Keywords: Function, Ceremony, Su’u ine mbupu wangga ame uwa

Abstrak

Upacara Su’u ine mbupu wangga ame uwa yang dilakukan komunitas Adat Wodowatu, Desa Udiwodowatu Kecamatan Keo Tengah Kabupaten Nagekeo, NTT merupakan upacara yang sangat langka diselenggarakan. Dalam pelaksanaanya upacara su’u ine mbupu wangga ame uwa melibatkan lima suku yang terdiri dari umat Katolik dan Islam. Upacara ini diyakini masyarakat kampung adat Wodowatu memiliki fungsi yang penting bagi kelangsungan hidup mereka. Penelitian ini bertujuan untuk mengungkap proses dan fungsi upacara su’u ine mbupu wangga ame uwa. Penelitian ini menggunakan teori Fungsionalisme Merton untuk mengungkap fungsi manifest dan fungsi laten dalam pelaksanaan upacara Su’u ine mbupu wangga ame uwa. Konsep yang digunakan yaitu Fungsi, Upacara, dan Masyarakat. Penelitian menggunakan metode penelitian kualitatif dengan model penelitian etnografi melalui teknik observasi, wawancara, dan studi pustaka. Instrumen pendukung penelitian adalah pedoman wawancara, alat perekam suara, kamera, dan alat tulis. Berdasarkan hasil penelitian diketahui bahwa Upacara Su’u ine mbupu wangga ame uwa memiliki tiga tahap penting yaitu tahap pertama atau tahap persiapan yang terdiri dari musyawarah interen antara pemuka adat Sa’o Mere dan Doka Ora; Musyawarah dengan suku – suku lainnya seperti Fua Pade, Sawu Tao, Wodowatu Wena, dan selanjutnya diinformasikan kepada warga kampung. Tahap kedua yaitu tahap pelaksanaan

Sunari Penjor: Journal of Anthropology

Prodi Antropologi, Fakultas Ilmu Budaya, Unud

terdiri dari persiapan bahan, pengukiran kayu dan tahap pengerjaan. Pada tahap ketiga yakni tahap penyelesaian: pesta adat, dan ritual tolak bala. Selain beberapa proses penting di atas, Upacara Su’u ine mbupu wangga ame uwa juga memiliki fungsi baik yang disadari maupun yang tidak disadari oleh masyarakat adatnya seperti Fungsi Religi, Fungsi Pendidikan, Fungsi Kekerabatan, dan Fungsi Ekonomi.

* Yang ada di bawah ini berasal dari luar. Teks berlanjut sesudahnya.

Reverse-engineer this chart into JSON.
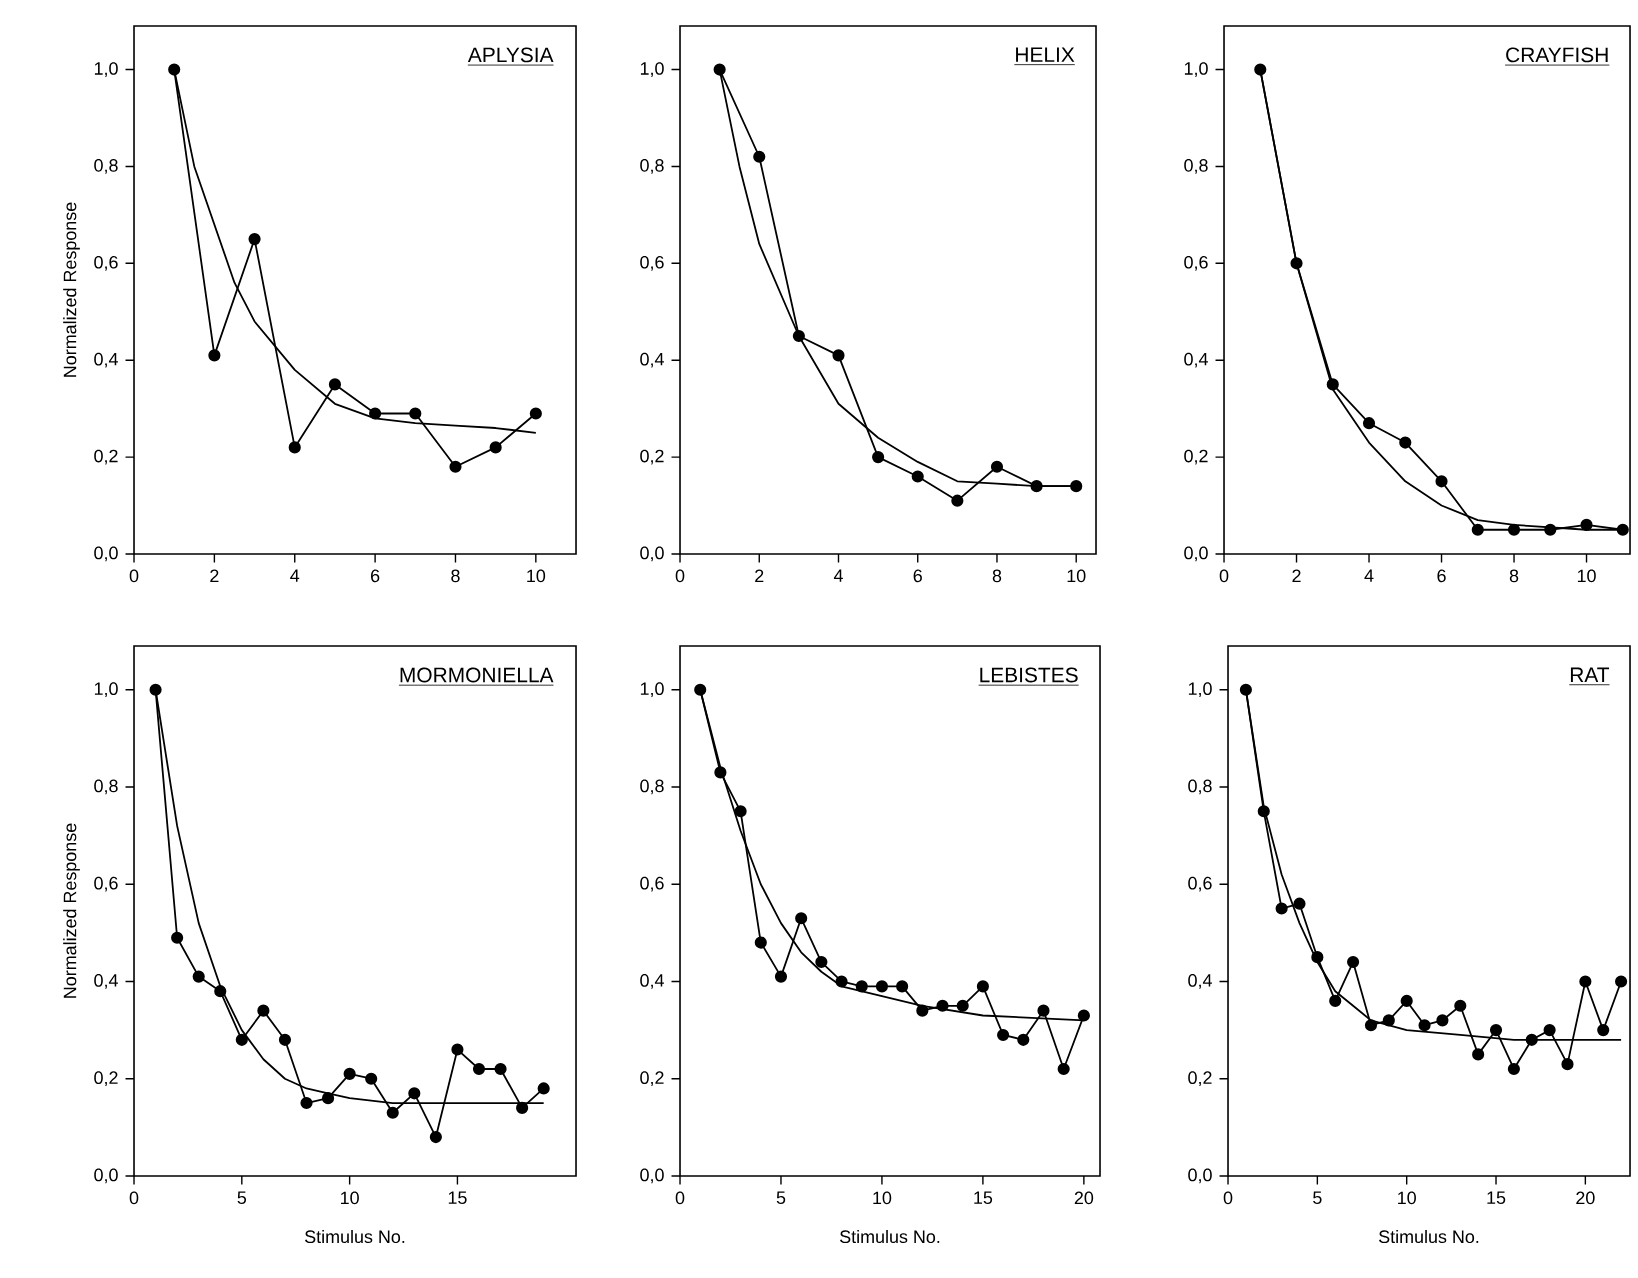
{
  "chart_data": [
    {
      "type": "line",
      "title": "APLYSIA",
      "ylabel": "Normalized Response",
      "xlim": [
        0,
        11
      ],
      "ylim": [
        0,
        1.09
      ],
      "xticks": [
        0,
        2,
        4,
        6,
        8,
        10
      ],
      "yticks": [
        {
          "value": 0,
          "label": "0,0"
        },
        {
          "value": 0.2,
          "label": "0,2"
        },
        {
          "value": 0.4,
          "label": "0,4"
        },
        {
          "value": 0.6,
          "label": "0,6"
        },
        {
          "value": 0.8,
          "label": "0,8"
        },
        {
          "value": 1.0,
          "label": "1,0"
        }
      ],
      "grid": false,
      "series": [
        {
          "color": "#000000",
          "marker": "circle",
          "line_style": "solid",
          "x": [
            1,
            2,
            3,
            4,
            5,
            6,
            7,
            8,
            9,
            10
          ],
          "values": [
            1.0,
            0.41,
            0.65,
            0.22,
            0.35,
            0.29,
            0.29,
            0.18,
            0.22,
            0.29
          ]
        },
        {
          "color": "#000000",
          "marker": "none",
          "line_style": "solid",
          "x": [
            1,
            1.5,
            2,
            2.5,
            3,
            4,
            5,
            6,
            7,
            8,
            9,
            10
          ],
          "values": [
            1.0,
            0.8,
            0.68,
            0.56,
            0.48,
            0.38,
            0.31,
            0.28,
            0.27,
            0.265,
            0.26,
            0.25
          ]
        }
      ]
    },
    {
      "type": "line",
      "title": "HELIX",
      "xlim": [
        0,
        10.5
      ],
      "ylim": [
        0,
        1.09
      ],
      "xticks": [
        0,
        2,
        4,
        6,
        8,
        10
      ],
      "yticks": [
        {
          "value": 0,
          "label": "0,0"
        },
        {
          "value": 0.2,
          "label": "0,2"
        },
        {
          "value": 0.4,
          "label": "0,4"
        },
        {
          "value": 0.6,
          "label": "0,6"
        },
        {
          "value": 0.8,
          "label": "0,8"
        },
        {
          "value": 1.0,
          "label": "1,0"
        }
      ],
      "grid": false,
      "series": [
        {
          "color": "#000000",
          "marker": "circle",
          "line_style": "solid",
          "x": [
            1,
            2,
            3,
            4,
            5,
            6,
            7,
            8,
            9,
            10
          ],
          "values": [
            1.0,
            0.82,
            0.45,
            0.41,
            0.2,
            0.16,
            0.11,
            0.18,
            0.14,
            0.14
          ]
        },
        {
          "color": "#000000",
          "marker": "none",
          "line_style": "solid",
          "x": [
            1,
            1.5,
            2,
            3,
            4,
            5,
            6,
            7,
            8,
            9,
            10
          ],
          "values": [
            1.0,
            0.8,
            0.64,
            0.45,
            0.31,
            0.24,
            0.19,
            0.15,
            0.145,
            0.14,
            0.14
          ]
        }
      ]
    },
    {
      "type": "line",
      "title": "CRAYFISH",
      "xlim": [
        0,
        11.2
      ],
      "ylim": [
        0,
        1.09
      ],
      "xticks": [
        0,
        2,
        4,
        6,
        8,
        10
      ],
      "yticks": [
        {
          "value": 0,
          "label": "0,0"
        },
        {
          "value": 0.2,
          "label": "0,2"
        },
        {
          "value": 0.4,
          "label": "0,4"
        },
        {
          "value": 0.6,
          "label": "0,6"
        },
        {
          "value": 0.8,
          "label": "0,8"
        },
        {
          "value": 1.0,
          "label": "1,0"
        }
      ],
      "grid": false,
      "series": [
        {
          "color": "#000000",
          "marker": "circle",
          "line_style": "solid",
          "x": [
            1,
            2,
            3,
            4,
            5,
            6,
            7,
            8,
            9,
            10,
            11
          ],
          "values": [
            1.0,
            0.6,
            0.35,
            0.27,
            0.23,
            0.15,
            0.05,
            0.05,
            0.05,
            0.06,
            0.05
          ]
        },
        {
          "color": "#000000",
          "marker": "none",
          "line_style": "solid",
          "x": [
            1,
            2,
            3,
            4,
            5,
            6,
            7,
            8,
            9,
            10,
            11
          ],
          "values": [
            1.0,
            0.6,
            0.34,
            0.23,
            0.15,
            0.1,
            0.07,
            0.06,
            0.055,
            0.05,
            0.05
          ]
        }
      ]
    },
    {
      "type": "line",
      "title": "MORMONIELLA",
      "xlabel": "Stimulus No.",
      "ylabel": "Normalized Response",
      "xlim": [
        0,
        20.5
      ],
      "ylim": [
        0,
        1.09
      ],
      "xticks": [
        0,
        5,
        10,
        15
      ],
      "yticks": [
        {
          "value": 0,
          "label": "0,0"
        },
        {
          "value": 0.2,
          "label": "0,2"
        },
        {
          "value": 0.4,
          "label": "0,4"
        },
        {
          "value": 0.6,
          "label": "0,6"
        },
        {
          "value": 0.8,
          "label": "0,8"
        },
        {
          "value": 1.0,
          "label": "1,0"
        }
      ],
      "grid": false,
      "series": [
        {
          "color": "#000000",
          "marker": "circle",
          "line_style": "solid",
          "x": [
            1,
            2,
            3,
            4,
            5,
            6,
            7,
            8,
            9,
            10,
            11,
            12,
            13,
            14,
            15,
            16,
            17,
            18,
            19
          ],
          "values": [
            1.0,
            0.49,
            0.41,
            0.38,
            0.28,
            0.34,
            0.28,
            0.15,
            0.16,
            0.21,
            0.2,
            0.13,
            0.17,
            0.08,
            0.26,
            0.22,
            0.22,
            0.14,
            0.18
          ]
        },
        {
          "color": "#000000",
          "marker": "none",
          "line_style": "solid",
          "x": [
            1,
            2,
            3,
            4,
            5,
            6,
            7,
            8,
            9,
            10,
            12,
            15,
            19
          ],
          "values": [
            1.0,
            0.72,
            0.52,
            0.39,
            0.3,
            0.24,
            0.2,
            0.18,
            0.17,
            0.16,
            0.15,
            0.15,
            0.15
          ]
        }
      ]
    },
    {
      "type": "line",
      "title": "LEBISTES",
      "xlabel": "Stimulus No.",
      "xlim": [
        0,
        20.8
      ],
      "ylim": [
        0,
        1.09
      ],
      "xticks": [
        0,
        5,
        10,
        15,
        20
      ],
      "yticks": [
        {
          "value": 0,
          "label": "0,0"
        },
        {
          "value": 0.2,
          "label": "0,2"
        },
        {
          "value": 0.4,
          "label": "0,4"
        },
        {
          "value": 0.6,
          "label": "0,6"
        },
        {
          "value": 0.8,
          "label": "0,8"
        },
        {
          "value": 1.0,
          "label": "1,0"
        }
      ],
      "grid": false,
      "series": [
        {
          "color": "#000000",
          "marker": "circle",
          "line_style": "solid",
          "x": [
            1,
            2,
            3,
            4,
            5,
            6,
            7,
            8,
            9,
            10,
            11,
            12,
            13,
            14,
            15,
            16,
            17,
            18,
            19,
            20
          ],
          "values": [
            1.0,
            0.83,
            0.75,
            0.48,
            0.41,
            0.53,
            0.44,
            0.4,
            0.39,
            0.39,
            0.39,
            0.34,
            0.35,
            0.35,
            0.39,
            0.29,
            0.28,
            0.34,
            0.22,
            0.33
          ]
        },
        {
          "color": "#000000",
          "marker": "none",
          "line_style": "solid",
          "x": [
            1,
            2,
            3,
            4,
            5,
            6,
            7,
            8,
            10,
            12,
            15,
            20
          ],
          "values": [
            1.0,
            0.84,
            0.71,
            0.6,
            0.52,
            0.46,
            0.42,
            0.39,
            0.37,
            0.35,
            0.33,
            0.32
          ]
        }
      ]
    },
    {
      "type": "line",
      "title": "RAT",
      "xlabel": "Stimulus No.",
      "xlim": [
        0,
        22.5
      ],
      "ylim": [
        0,
        1.09
      ],
      "xticks": [
        0,
        5,
        10,
        15,
        20
      ],
      "yticks": [
        {
          "value": 0,
          "label": "0,0"
        },
        {
          "value": 0.2,
          "label": "0,2"
        },
        {
          "value": 0.4,
          "label": "0,4"
        },
        {
          "value": 0.6,
          "label": "0,6"
        },
        {
          "value": 0.8,
          "label": "0,8"
        },
        {
          "value": 1.0,
          "label": "1,0"
        }
      ],
      "grid": false,
      "series": [
        {
          "color": "#000000",
          "marker": "circle",
          "line_style": "solid",
          "x": [
            1,
            2,
            3,
            4,
            5,
            6,
            7,
            8,
            9,
            10,
            11,
            12,
            13,
            14,
            15,
            16,
            17,
            18,
            19,
            20,
            21,
            22
          ],
          "values": [
            1.0,
            0.75,
            0.55,
            0.56,
            0.45,
            0.36,
            0.44,
            0.31,
            0.32,
            0.36,
            0.31,
            0.32,
            0.35,
            0.25,
            0.3,
            0.22,
            0.28,
            0.3,
            0.23,
            0.4,
            0.3,
            0.4
          ]
        },
        {
          "color": "#000000",
          "marker": "none",
          "line_style": "solid",
          "x": [
            1,
            2,
            3,
            4,
            5,
            6,
            7,
            8,
            10,
            13,
            16,
            22
          ],
          "values": [
            1.0,
            0.76,
            0.62,
            0.52,
            0.44,
            0.38,
            0.35,
            0.32,
            0.3,
            0.29,
            0.28,
            0.28
          ]
        }
      ]
    }
  ]
}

Kata Kunci : Fungsi, Upacara, Su’u ine mbupu wangga ame uwa

  • 1.    Latar Belakang

Nagekeo adalah nama sebuah Kabupaten yang terbentuk pada tanggal 8 Desember 2006, yang terletak di Flores Tengah diantara Kabupaten Ngada dan Kabupaten Ende. Masyarakat yang mendiami Kabupaten Nagekeo terdiri dari sub etnis Hoga atau ata Bai, Hoga Toto, Hoga Edu, Hoga mude, Hoga Doa, Hoga Wolozili, Hoga Nage, Hoga Deru Wae, Hoga Solo Rowa, ata keo dan ata ma’u. Mereka memiliki beraneka ragam upacara adat yang masih dilestarikan secara baik oleh masyarakat setempat. Salah satunya adalah upacara yang berkaitan dengan pembangunan rumah adat. Rumah adat merupakan bangunan rumah yang mencirikan kekhasan bangunan suatu daerah di Indonesia yang melambangkan kebudayaan dan ciri khas masyarakat setempat menyangkut dengan kepribadian masyarakat daerah tersebut (Molbang,2016: 53). Dalam kehidupan masyarakat Nagekeo rumah adat memiliki peran yang sangat penting bagi kehidupan masyarakatnya. Fungsi bangunan ini adalah tempat menyimpan benda-benda pusaka warisan leluhur (Hermawan,2014: 148).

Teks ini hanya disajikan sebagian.